DESCARTES, Discours de la méthode, I, 1637
(1) « La sujétion de mes précepteurs » : la tutelle, l’autorité de mes maîtres
(2) « Offusquer » : choquer, aller à l’encontre de
 Question d’interprétation philosophique
Quels bénéfices Descartes retire-t-il de ses voyages ?
 Question de réflexion littéraire
Lire un récit de voyage, est-ce découvrir une autre culture ?
Pour construire votre réponse, vous vous référerez au texte ci-dessus, ainsi qu’aux lectures et connaissances, tant littéraires que philosophiques, acquises durant l’année.

Attendus pour la question d’interprétation philosophique : Quels bénéfices Descartes retire-t-il de ses voyages ?
a. Cet extrait du Discours de la méthode permet d’expliciter et de préciser les orientations générales de cette épreuve :
 les textes retenus sont riches d’une complexité, parfois d’une équivocité, qui explique et qui justifie le travail d’interprétation que l’on attend des élèves ;
 du point de vue de la discipline Philosophie, « interprétation » s’entend en un sens très ouvert : il s’agit d’étudier et de dégager le sens d’ensemble du texte, en allant sans technicité à ses grandes lignes et à ses déterminations principales ; ce faisant, il s’agit aussi de se rendre attentif à sa lettre même, et à certains de ses éléments significatifs ; l’interprétation n’est pas dissociable de la lecture et d’une attention précise portée au texte ; le texte n’est pas le prétexte à un discours d’ordre général, thématique ou notionnel – il est l’objet même du travail d’interprétation ;
 négativement dit : de même qu’on n’attend pas des élèves qu’ils traitent la « question de réflexion » ou « l’essai » en produisant une dissertation, on n’attend pas non plus d’eux qu’ils produisent ici une explication d’ensemble du texte, comme ils apprennent à le faire en vue des épreuves de philosophie de la classe terminale (ils sont alors tenus, par la nature même de l’exercice, à restituer le cheminement et les articulations logique du texte – les « étapes de l’argumentation ») ; on n’attend donc pas d’eux une exhaustivité illusoire, mais la pertinence d’une lecture ; et cela, a fortiori en classe de première, lorsqu’on a affaire à des élèves qui débutent dans cet enseignement, et qui disposent pour les épreuves de fin de première d’un temps court ;
 il n’y a pas pour cet exercice de modèle formel unique explicitement ou implicitement attendu ; c’est a posteriori, en considérant le travail concret de compréhension, que l’on évalue les productions des élèves ; les évaluations tiennent compte de cette pluralité d’approches.
b. Une lecture attentive du texte conduit à ouvrir plusieurs perspectives de lecture et de compréhension :
 s’agissant de l’énoncé même du sujet – qui a été choisi pour simplicité – les élèves pourront être attentifs au terme même de « bénéfices » : il entre en résonance avec celui de « profit » qui apparaît à la fin du texte ; s’il est utilisé ici au pluriel c’est au regard d’une série variée dont l’unité ne va pas de soi, et peut-être questionnée.
 l’attention portée au contexte critique dans lequel se déploie le propos de Descartes leur sera aussi utile.

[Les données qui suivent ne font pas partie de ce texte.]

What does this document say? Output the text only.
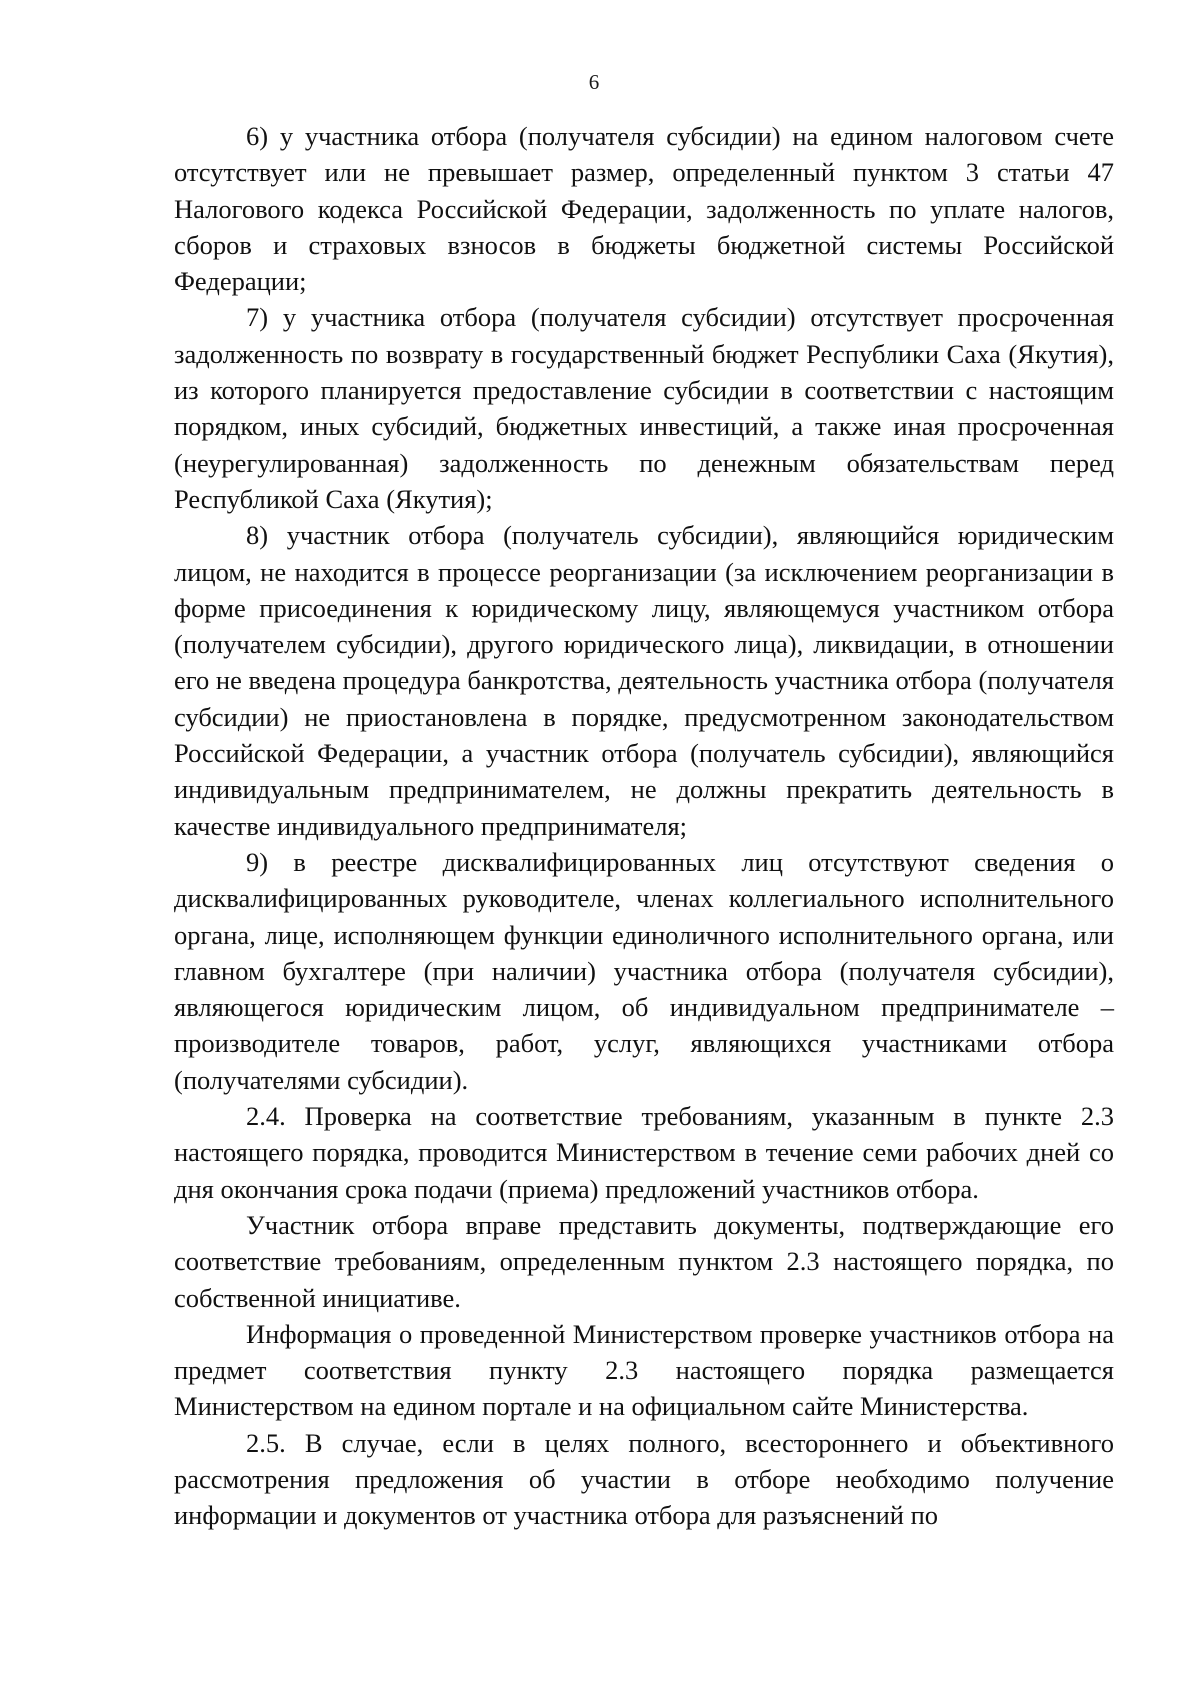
6

6) у участника отбора (получателя субсидии) на едином налоговом счете отсутствует или не превышает размер, определенный пунктом 3 статьи 47 Налогового кодекса Российской Федерации, задолженность по уплате налогов, сборов и страховых взносов в бюджеты бюджетной системы Российской Федерации;

7) у участника отбора (получателя субсидии) отсутствует просроченная задолженность по возврату в государственный бюджет Республики Саха (Якутия), из которого планируется предоставление субсидии в соответствии с настоящим порядком, иных субсидий, бюджетных инвестиций, а также иная просроченная (неурегулированная) задолженность по денежным обязательствам перед Республикой Саха (Якутия);

8) участник отбора (получатель субсидии), являющийся юридическим лицом, не находится в процессе реорганизации (за исключением реорганизации в форме присоединения к юридическому лицу, являющемуся участником отбора (получателем субсидии), другого юридического лица), ликвидации, в отношении его не введена процедура банкротства, деятельность участника отбора (получателя субсидии) не приостановлена в порядке, предусмотренном законодательством Российской Федерации, а участник отбора (получатель субсидии), являющийся индивидуальным предпринимателем, не должны прекратить деятельность в качестве индивидуального предпринимателя;

9) в реестре дисквалифицированных лиц отсутствуют сведения о дисквалифицированных руководителе, членах коллегиального исполнительного органа, лице, исполняющем функции единоличного исполнительного органа, или главном бухгалтере (при наличии) участника отбора (получателя субсидии), являющегося юридическим лицом, об индивидуальном предпринимателе – производителе товаров, работ, услуг, являющихся участниками отбора (получателями субсидии).

2.4. Проверка на соответствие требованиям, указанным в пункте 2.3 настоящего порядка, проводится Министерством в течение семи рабочих дней со дня окончания срока подачи (приема) предложений участников отбора.

Участник отбора вправе представить документы, подтверждающие его соответствие требованиям, определенным пунктом 2.3 настоящего порядка, по собственной инициативе.

Информация о проведенной Министерством проверке участников отбора на предмет соответствия пункту 2.3 настоящего порядка размещается Министерством на едином портале и на официальном сайте Министерства.

2.5. В случае, если в целях полного, всестороннего и объективного рассмотрения предложения об участии в отборе необходимо получение информации и документов от участника отбора для разъяснений по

Le texte évoque en effet : un moment charnière (« sitôt que l’âge… ») ; une situation de contrainte (« la sujétion de mes précepteurs ») dont il s’agit de « sortir » ; des expériences et des rencontres qui sont des « épreuves », en un sens qui pourra être questionné.
 sans donner un sens trop précis et trop technique à la formule initiale, « quitter l’étude des lettres » (pas davantage au terme « spéculation » qui se trouve plus bas dans le texte), l’opposition que le texte met en place entre « l’étude des lettres » et la recherche d’une science – celle de l’on trouverait en soi-même ou celle qu’on l’on trouverait « dans le grand livre du monde » – peut donner lieu à une interrogation très ouverte : pourquoi faudrait-il quitter l’étude des lettres ? en quoi celle-ci fait-elle obstacle à la connaissance ? quel sens donner ici au terme de « science » ? quel rapport y a-t-il entre rechercher la science en soi-même et la rechercher dans le grand livre du monde ?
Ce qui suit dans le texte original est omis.